Saturday, January 3, 2009

THE PINE NEEDLE STATE?

“...and they rested on the house with timber of cedar.” (I Kings 6:10)

Boy does cedar smell nice! My mother had a cedar chest. In the cedar chest she kept quilts and afghans and sweaters, and even some of our baby clothes. I have some small cedar blocks that I have placed in my own dresser, in the drawers where I store clothing. Many evergreen trees have a nice scent. Balsam fir has that classic New England Christmas tree smell!

There is one month in which I particularly think about PINE, pine needles and a pine tree smell. You’re probably thinking, “It’s DECEMBER, right?!” Actually, it’s not December - it’s January! In a number of postings I’ve mentioned that while I like some aspects of Christmas, there are some aspects of it that I don’t particularly like. When I was a kid, I LOVED the decorating! I was usually the person to climb up into the crawl space and bring down all the boxes marked “XMAS”. When I was in elementary school, we got real trees. Somewhere around 8th Grade, my Dad bought a fake tree. It was green - not one of those silver/aluminum ones, but it was kind of weird in that it was placed in a stand that rotated and played music. I loved all the decorating. It didn’t matter how long it took. It was a blast. I do remember that one year when we had a real tree, my brother Eddie knocked the tree over! After that incident, my very cautious and practical father always secured the real trees with twine tacked to the wall!

I remember my mother in her late 40s and early 50s complaining that Christmas was SO much work and responsibility and really didn’t seem worth the effort. I thought she was NUTS! Then I got into my own late 40s and early 50s, and, I kind of see her point. Don’t get me wrong. If you’ve followed the blog over the past month or so, you know this was actually the best Christmas I’ve had in over ten years! I’m often kind of melancholy at Christmas time. This year, I really enjoyed myself and was glad for the holiday. But even this year, there IS that one bummer which even those who fanatically LOVE Christmas happen to dislike...having to take everything down, including the tree.

If I were passing out the rewards at the judgment seat of Christ (and boy is THAT a crazy fantasy??!!) there’d be a special reward for those who work hard in putting away the Christmas things. It’s one thing to do all the decorating. The cleanup and putting everything away which happens just 3 or 4 or MAYBE 5 weeks later can be a real letdown. Loads of people want to DECORATE for Christmas on December 2. Not too many are on hand for the cleanup on January 2 or 7 or whenever you clean the stuff up. I’m grateful that my son Jon took all the ornaments and lights off the tree. Every first week of January, I pick up the tree that I purchased just a month or so earlier, and I carry it out to the street. (Honestly, I’m ready for a fake tree, but my young adult “kids” still want a real one!) Every year I go through something that most Jewish people don’t have to worry about: all that mess of pine needles EVERYWHERE. Last year and this year have been the WORST years for pine needles all over the place! Some years, I’m still finding and cleaning up pine needles around the floor and heating grates and baseboard as late as April. In extreme years, I’m still finding pine needles around the house in July. I can tell this is going to be a pine needles in July year!

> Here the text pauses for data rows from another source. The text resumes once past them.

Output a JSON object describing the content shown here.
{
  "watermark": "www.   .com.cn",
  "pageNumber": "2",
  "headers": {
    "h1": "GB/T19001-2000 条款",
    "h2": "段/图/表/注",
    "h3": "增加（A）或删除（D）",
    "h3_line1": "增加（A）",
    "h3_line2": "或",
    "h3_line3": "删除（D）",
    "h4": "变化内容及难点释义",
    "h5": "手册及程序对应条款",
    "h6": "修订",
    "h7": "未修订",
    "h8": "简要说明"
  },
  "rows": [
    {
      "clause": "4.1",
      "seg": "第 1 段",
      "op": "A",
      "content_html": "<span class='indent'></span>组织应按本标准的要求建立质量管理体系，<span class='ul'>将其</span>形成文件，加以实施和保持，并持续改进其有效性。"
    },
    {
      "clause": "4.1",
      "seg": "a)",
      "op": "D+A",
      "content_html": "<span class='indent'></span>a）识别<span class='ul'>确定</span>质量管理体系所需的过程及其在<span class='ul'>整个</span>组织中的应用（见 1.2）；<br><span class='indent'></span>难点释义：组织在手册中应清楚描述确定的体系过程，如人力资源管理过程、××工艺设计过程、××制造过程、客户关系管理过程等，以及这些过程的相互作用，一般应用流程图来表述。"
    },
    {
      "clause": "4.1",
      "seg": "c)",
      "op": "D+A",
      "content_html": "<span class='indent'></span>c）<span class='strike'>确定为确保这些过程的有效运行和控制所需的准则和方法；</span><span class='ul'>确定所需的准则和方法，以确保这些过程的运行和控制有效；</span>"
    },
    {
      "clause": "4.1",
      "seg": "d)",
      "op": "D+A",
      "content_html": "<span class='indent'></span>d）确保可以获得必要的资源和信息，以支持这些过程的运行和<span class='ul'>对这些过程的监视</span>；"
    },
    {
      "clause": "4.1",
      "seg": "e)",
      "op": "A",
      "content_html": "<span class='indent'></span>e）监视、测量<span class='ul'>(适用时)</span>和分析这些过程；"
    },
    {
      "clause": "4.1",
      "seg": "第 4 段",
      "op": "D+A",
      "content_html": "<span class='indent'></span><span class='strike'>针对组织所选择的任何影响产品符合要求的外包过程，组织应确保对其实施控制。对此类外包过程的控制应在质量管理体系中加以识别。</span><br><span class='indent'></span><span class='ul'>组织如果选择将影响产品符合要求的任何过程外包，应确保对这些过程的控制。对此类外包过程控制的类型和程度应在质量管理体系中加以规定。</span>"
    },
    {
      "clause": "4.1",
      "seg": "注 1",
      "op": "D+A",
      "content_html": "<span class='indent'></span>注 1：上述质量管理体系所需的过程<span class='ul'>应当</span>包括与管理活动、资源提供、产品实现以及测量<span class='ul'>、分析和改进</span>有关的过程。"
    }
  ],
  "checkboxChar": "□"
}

Maybe some of you Christmas tree experts can tell me how to get the Christmas tree to DRINK. I know a “fresh cut” is the key thing. We used to get the tree, then I’d saw a few inches off the bottom when we got home. When Rachel got old enough, SHE’D saw it, and she did a better job than I did. THOSE trees DRANK. I’d be filling up the stand with water constantly. The past few years and especially the past two, the trees did not drink at all. Now, the Higgins Family Christmas Tree place in Ashland gives the tree a “fresh cut” when you buy it, but I wonder if the twenty minutes or so from the time they cut the bottom to the time I get it into the stand at home is too long. Does some sap coating form and seal the bottom? I had a whole stand full of water to dump tonight. I’d like to avoid all this next year. (I know, I know, buy the fake tree!)

About fourteen years ago when my kids were in elementary school we took them on vacation one summer to Maine. Rachel and Amy’s friend Erika came along with us. One day driving through York County, Maine, we were talking and playing games, and I asked the kids a multiple choice question. It was this: Maine is known as: a) the pine tree state b) the lobster state c) the junk car state

Immediately Erika piped up with “c) the junk car state”! I guess she’d seen enough ‘59 Chevy Bel-Airs and ‘64 Dodge Polaras up on blocks at the sides of the road to come to that conclusion! Of course I announced that the answer was “a) the pine tree state”!

Well, right now I’m in “the pine needle state” and it’s in my home in Framingham!